Eine kurze Geschichte des Bremer Wahlrechts seit 2006
Bremer Wahlrecht bis 2007: Eine Stimme - wenig Einfluss
Im Zweistädtestaat Bremen hatten die Bürgerinnen und Bürger bis zur Wahl 2007 nur wenig Einfluss auf die Zusammensetzung ihres Parlaments und damit auf die Politik ihres Landes. Alle vier Jahre finden Wahlen zur Bremischen Bürgerschaft (Landtagswahl) und zur Stadtbürgerschaft (Kommunalwahl) sowie zu den Stadtteilbeiräten im Bremer Stadtgebiet und der Stadtverordnetenversammlung in Bremerhaven statt. Hierbei galt im Gegensatz zu vielen anderen Bundesländern ein reines Verhältniswahlrecht mit geschlossenen Listen. Bremer Wählerinnen und Wähler hatten nur eine Stimme, mit der sie die Liste einer Partei wählen konnten. Mit welchen Kandidat/innen die Liste besetzt wird und in welcher Reihenfolge diese auf der Liste verteilt werden, wurde von der Partei bestimmt. Änderungen der Reihenfolge auf den Parteilisten durch die Wähler/innen waren nicht möglich. Das haben wir 2006 mit dem Volksbegehren "Mehr Demokratie beim Wählen" geändert!
Bremer Wahlrecht seit 2011: Fünf Stimmen - mehr Einfluss (durchgesetzt per Volksbegehren)
Die Wähler/innen haben seit der Wahl 2011 nicht mehr nur eine, sondern fünf Stimmen. Diese können auf einen oder mehrere Kandidat/innen derselben Partei gehäufelt (kumuliert) oder auch auf Kandidat/innen verschiedener Parteien verteilt (panaschiert) werden. Wer nur eine Partei wählen will, kann dies mit den Listenstimmen tun. Es besteht zusätzlich die Möglichkeit Koalitionspräferenzen auszudrücken, indem man zum Beispiel einer Parteiliste zwei Stimmen und einer anderen Liste drei Stimmen gibt. Es ist auch möglich, Stimmen sowohl an Parteien und Kandidat/innen zu vergeben.
Die Wähler/innen sollten mehr Einfluss auf die personelle Zusammensetzung der Parlamente bekommen.

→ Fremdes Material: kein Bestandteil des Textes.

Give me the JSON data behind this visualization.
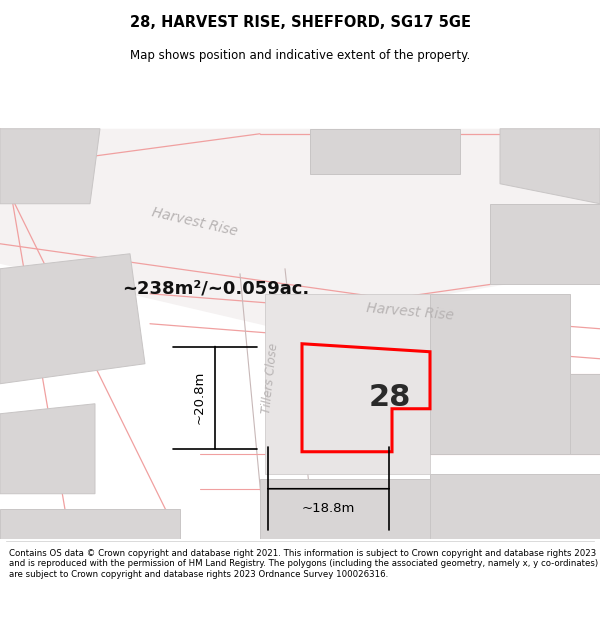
{
  "title": "28, HARVEST RISE, SHEFFORD, SG17 5GE",
  "subtitle": "Map shows position and indicative extent of the property.",
  "footer": "Contains OS data © Crown copyright and database right 2021. This information is subject to Crown copyright and database rights 2023 and is reproduced with the permission of HM Land Registry. The polygons (including the associated geometry, namely x, y co-ordinates) are subject to Crown copyright and database rights 2023 Ordnance Survey 100026316.",
  "area_label": "~238m²/~0.059ac.",
  "width_label": "~18.8m",
  "height_label": "~20.8m",
  "plot_number": "28",
  "street_label_1": "Harvest Rise",
  "street_label_2": "Harvest Rise",
  "street_label_3": "Tillers Close",
  "map_bg": "#f2f0f0",
  "road_stroke": "#f0a0a0",
  "road_stroke2": "#c8b8b8",
  "building_fill": "#d8d5d5",
  "building_edge": "#c8c5c5",
  "red_outline": "#ff0000",
  "street_text_color": "#b8b4b4",
  "title_color": "#000000",
  "white": "#ffffff"
}
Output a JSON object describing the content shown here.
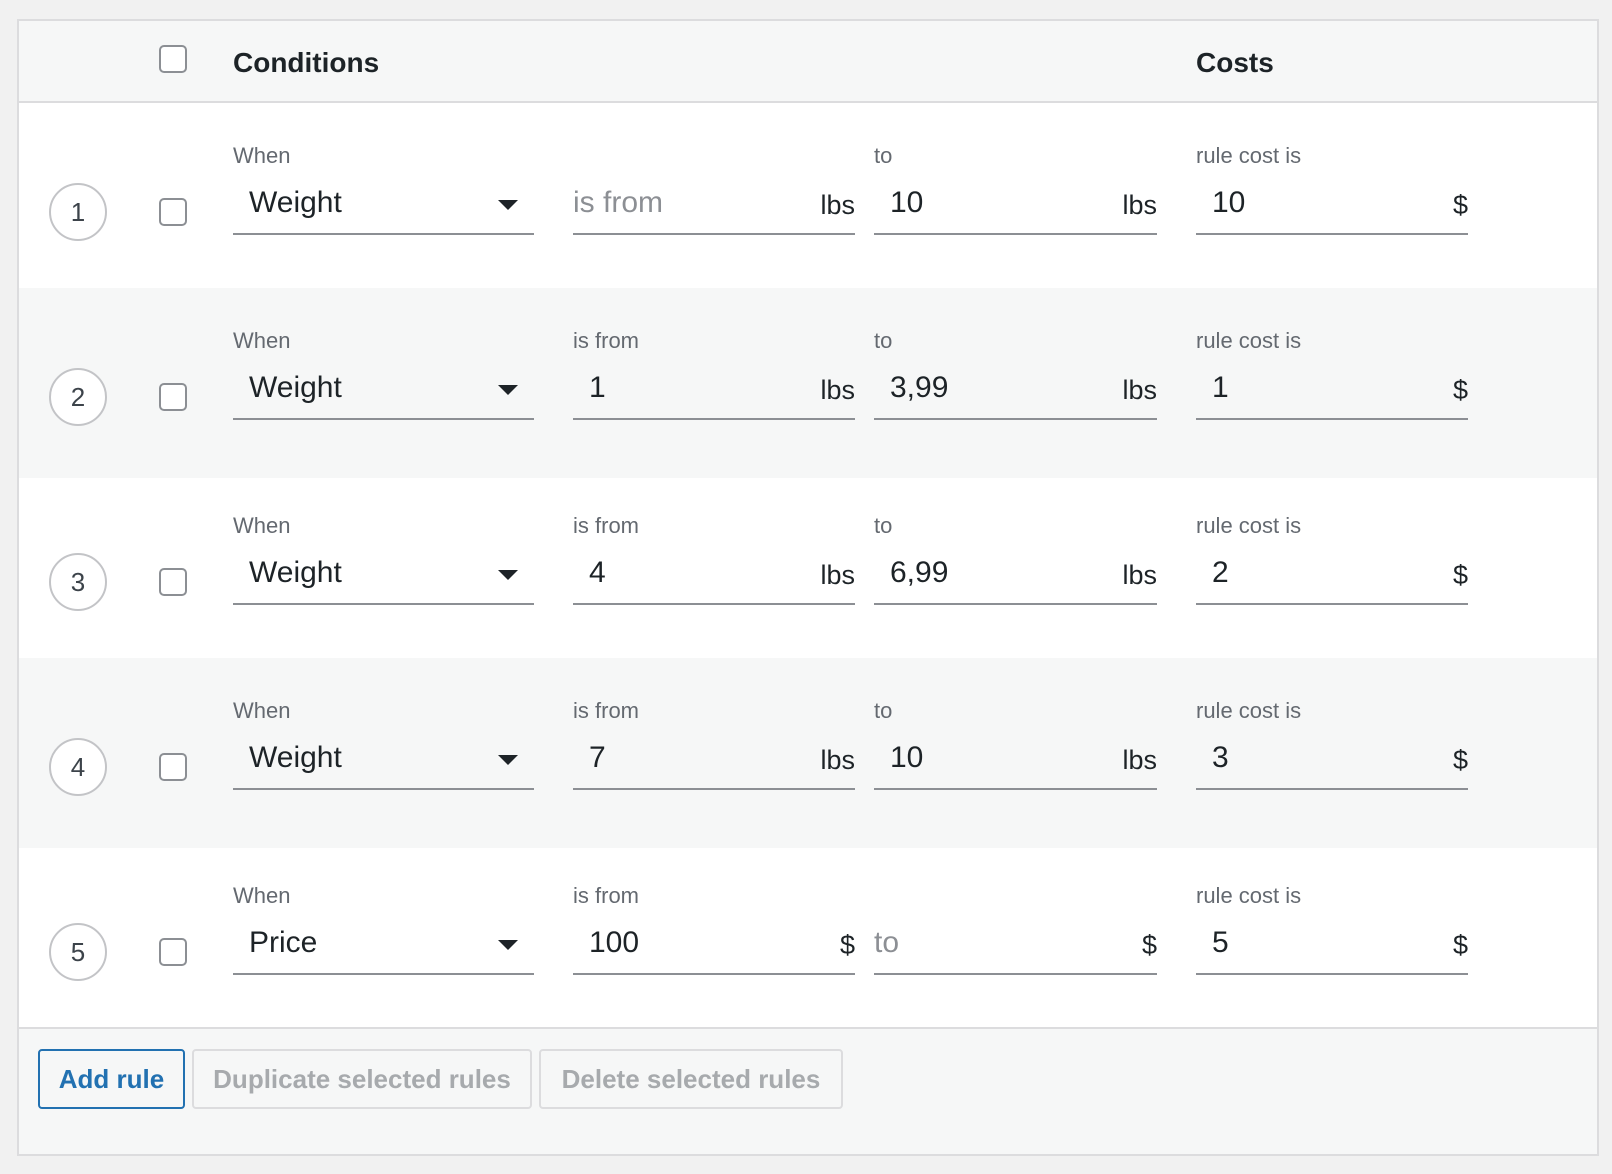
{
  "header": {
    "conditions_label": "Conditions",
    "costs_label": "Costs"
  },
  "rules": [
    {
      "number": "1",
      "when_label": "When",
      "condition": "Weight",
      "from_label": "",
      "from_value": "",
      "from_placeholder": "is from",
      "from_unit": "lbs",
      "to_label": "to",
      "to_value": "10",
      "to_placeholder": "",
      "to_unit": "lbs",
      "cost_label": "rule cost is",
      "cost_value": "10",
      "cost_unit": "$"
    },
    {
      "number": "2",
      "when_label": "When",
      "condition": "Weight",
      "from_label": "is from",
      "from_value": "1",
      "from_placeholder": "",
      "from_unit": "lbs",
      "to_label": "to",
      "to_value": "3,99",
      "to_placeholder": "",
      "to_unit": "lbs",
      "cost_label": "rule cost is",
      "cost_value": "1",
      "cost_unit": "$"
    },
    {
      "number": "3",
      "when_label": "When",
      "condition": "Weight",
      "from_label": "is from",
      "from_value": "4",
      "from_placeholder": "",
      "from_unit": "lbs",
      "to_label": "to",
      "to_value": "6,99",
      "to_placeholder": "",
      "to_unit": "lbs",
      "cost_label": "rule cost is",
      "cost_value": "2",
      "cost_unit": "$"
    },
    {
      "number": "4",
      "when_label": "When",
      "condition": "Weight",
      "from_label": "is from",
      "from_value": "7",
      "from_placeholder": "",
      "from_unit": "lbs",
      "to_label": "to",
      "to_value": "10",
      "to_placeholder": "",
      "to_unit": "lbs",
      "cost_label": "rule cost is",
      "cost_value": "3",
      "cost_unit": "$"
    },
    {
      "number": "5",
      "when_label": "When",
      "condition": "Price",
      "from_label": "is from",
      "from_value": "100",
      "from_placeholder": "",
      "from_unit": "$",
      "to_label": "",
      "to_value": "",
      "to_placeholder": "to",
      "to_unit": "$",
      "cost_label": "rule cost is",
      "cost_value": "5",
      "cost_unit": "$"
    }
  ],
  "footer": {
    "add_rule": "Add rule",
    "duplicate_selected": "Duplicate selected rules",
    "delete_selected": "Delete selected rules"
  },
  "colors": {
    "accent": "#2271b1",
    "row_alt": "#f6f7f7",
    "border": "#dcdcde",
    "disabled_text": "#a7aaad"
  }
}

Auch Kandidat/innen von hinteren Listenplätzen sollten die Chance haben, gewählt zu werden. Das sollte die Unabhängigkeit der Kandidat/innen erhöhen und für mehr Bürgernähe sorgen.
Um einen möglichst hohen Einfluss der Personenstimmen zu gewährleisten, sah der Gesetzentwurf bewusst vor, dass entsprechend des Anteils der Personen- und Listenstimmen, die Sitze zunächst nach Listenreihenfolge und dann nach Personenstimmenreihenfolge vergeben wurden.
Mit dem Volksbegehren 2006 wurde für die Beiratswahlen in der Stadtgemeinde Bremen, als auch für die Wahl zur Stadtverordnetenversammlung in Bremerhaven die Wahl von Einzelkandidat/innen zugelassen. Bei der Wahl zur Stadtverordnetenversammlung in Bremerhaven wurde zudem die 5 %-Hürde abgeschafft.
Bremer Wahlrecht seit 2018 - Parteien mindern Einfluss der Bürger/innen
Das Wahlrecht bleibt in seiner Grundstruktur unverändert. Es können weiterhin fünf Stimmen vergeben werden, auch Personenstimmen sind möglich. Geändert wurde das Zuteilungsverfahren der Mandate. So sollen zuerst die Personenmandate und dann die Listenmandate vergeben werden. Was sich auf den ersten Blick einleuchtend anhört, verringert die Chancen von Kandidat/innen auf hinteren Plätzen. Denn in der Praxis werden die vorderen Listenplätze häufig durch die Personenstimmen bestätigt. Wenn die Besetzung im zweiten Schritt nach Listenreihenfolge weitergeht, bewirken die Personenstimmen oft gar keine Änderung.
Die Chance, dass die Zusammensetzung der Fraktionen von der Reihenfolge der Parteilisten abweicht, sinkt.
Bremer Wahlrecht ab 2019?
Mit der oben beschriebenen Änderung sind wir nicht einverstanden. Deshalb starten wir ein Volksbegehren, um einen besseren Vorschlag durchzusetzen. Sollte das Volksbegehren erfolgreich sein, könnten die Wähler/innen 2019 selbst über das Wahlrecht entscheiden. Bei der übernächsten Wahl (voraussichtlich 2023) könnte es erstmalig angewendet werden.
Mehr Demokratie schlägt außerdem die Einführung einer Heilungsregel sowie einer "Proteststimme" vor.